Sydney teams set for NRL history

A record six Sydney teams are set to qualify for the NRL playoffs.

Bulldogs celebrate

A record six Sydney teams are set to qualify for this season's NRL finals. (AAP)

A record six Sydney teams are set to qualify for this season's NRL finals, suggesting the Harbour City remains rugby league's heartland.

Sydney teams currently make up three-quarters of the top eight, with their playoff fate in their own hands with two rounds of the regular season remaining.

Six Sydney teams have qualified for the finals only once in NRL history in 1998.

But that was under a 10 teams finals system.

NRL boss Dave Smith created a furore earlier this year when he claimed Queensland was the heartland of rugby league.

But Sydney teams, led by ladder leaders Manly, can prove him otherwise.

If a Sydney team claims this year's NRL title, it will be the ninth time in 11 seasons a Sydney team has won the premiership, with Melbourne's grand final wins in 2007 and 2009 expunged from the records due to salary cap breaches.

South Sydney, the Sydney Roosters, and Penrith sit a win behind Manly.

Melbourne and Canterbury sit two points further back, with North Queensland and Parramatta rounding out the top eight.

The Storm are vying to break Sydney's stranglehold on rugby league supremacy in probably the tightest competition since the NRL was founded in 1998.

Storm fullback Billy Slater says the week-to-week toughness of the NRL is what makes it so tight.

"With the length of the season, it's hard to stay up for such a long period of time," Slater said.

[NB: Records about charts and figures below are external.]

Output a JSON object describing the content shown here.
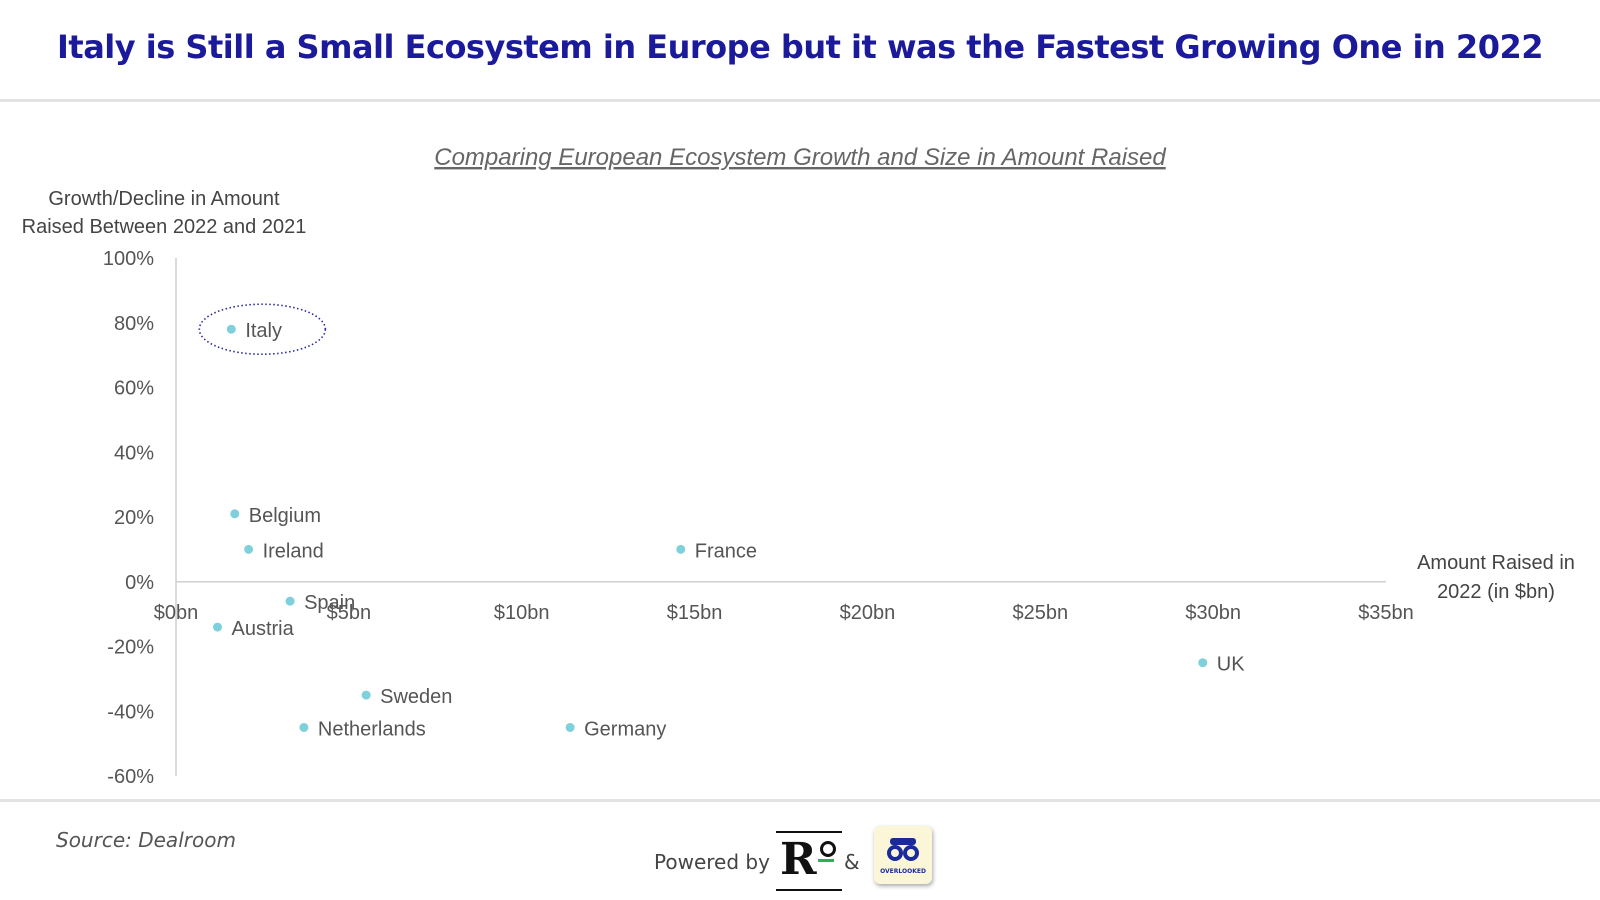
{
  "header": {
    "title": "Italy is Still a Small Ecosystem in Europe but it was the Fastest Growing One in 2022"
  },
  "footer": {
    "source": "Source: Dealroom",
    "powered_by": "Powered by",
    "ampersand": "&",
    "partner_logo_text": "OVERLOOKED"
  },
  "colors": {
    "title": "#1a1a9a",
    "marker": "#7fd0dd",
    "highlight_ring": "#2a2a9a",
    "axis": "#cfcfcf"
  },
  "chart_data": {
    "type": "scatter",
    "title": "Comparing European Ecosystem Growth and Size in Amount Raised",
    "ylabel": [
      "Growth/Decline in Amount",
      "Raised Between 2022 and 2021"
    ],
    "xlabel": [
      "Amount Raised in",
      "2022 (in $bn)"
    ],
    "xlim": [
      0,
      35
    ],
    "ylim": [
      -60,
      100
    ],
    "x_ticks": [
      {
        "value": 0,
        "label": "$0bn"
      },
      {
        "value": 5,
        "label": "$5bn"
      },
      {
        "value": 10,
        "label": "$10bn"
      },
      {
        "value": 15,
        "label": "$15bn"
      },
      {
        "value": 20,
        "label": "$20bn"
      },
      {
        "value": 25,
        "label": "$25bn"
      },
      {
        "value": 30,
        "label": "$30bn"
      },
      {
        "value": 35,
        "label": "$35bn"
      }
    ],
    "y_ticks": [
      {
        "value": 100,
        "label": "100%"
      },
      {
        "value": 80,
        "label": "80%"
      },
      {
        "value": 60,
        "label": "60%"
      },
      {
        "value": 40,
        "label": "40%"
      },
      {
        "value": 20,
        "label": "20%"
      },
      {
        "value": 0,
        "label": "0%"
      },
      {
        "value": -20,
        "label": "-20%"
      },
      {
        "value": -40,
        "label": "-40%"
      },
      {
        "value": -60,
        "label": "-60%"
      }
    ],
    "points": [
      {
        "label": "Italy",
        "x": 1.6,
        "y": 78,
        "highlight": true
      },
      {
        "label": "Belgium",
        "x": 1.7,
        "y": 21
      },
      {
        "label": "Ireland",
        "x": 2.1,
        "y": 10
      },
      {
        "label": "France",
        "x": 14.6,
        "y": 10
      },
      {
        "label": "Spain",
        "x": 3.3,
        "y": -6
      },
      {
        "label": "Austria",
        "x": 1.2,
        "y": -14
      },
      {
        "label": "UK",
        "x": 29.7,
        "y": -25
      },
      {
        "label": "Sweden",
        "x": 5.5,
        "y": -35
      },
      {
        "label": "Netherlands",
        "x": 3.7,
        "y": -45
      },
      {
        "label": "Germany",
        "x": 11.4,
        "y": -45
      }
    ]
  }
}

"You see every team this year, even looking at the Tigers and the Titans, every team this year has had its run and has had its time where they're playing some really good football in patches of three to four weeks.

"I remember the Titans at the start of the year were on fire and they were leading the comp after six rounds, the Tigers were in some form there in a period there too and the Bulldogs went through a run.

"So it's all about playing right at the right time of the year. It's such a long year - we started playing in March. It was a long time ago. I think that's probably why it is so tight, and with that Origin period, you're going to have lulls.

Slater said this could finally be the year a team outside the top four wins the competition.

"It's definitely possible," he said.

"You only have to look at this week's round and if this was the finals, well, I think three of the top four sides got beaten, so anything's possible in this game.

"It's just as important to be playing good footy at the right time of the year as it is to have a good position on the ladder."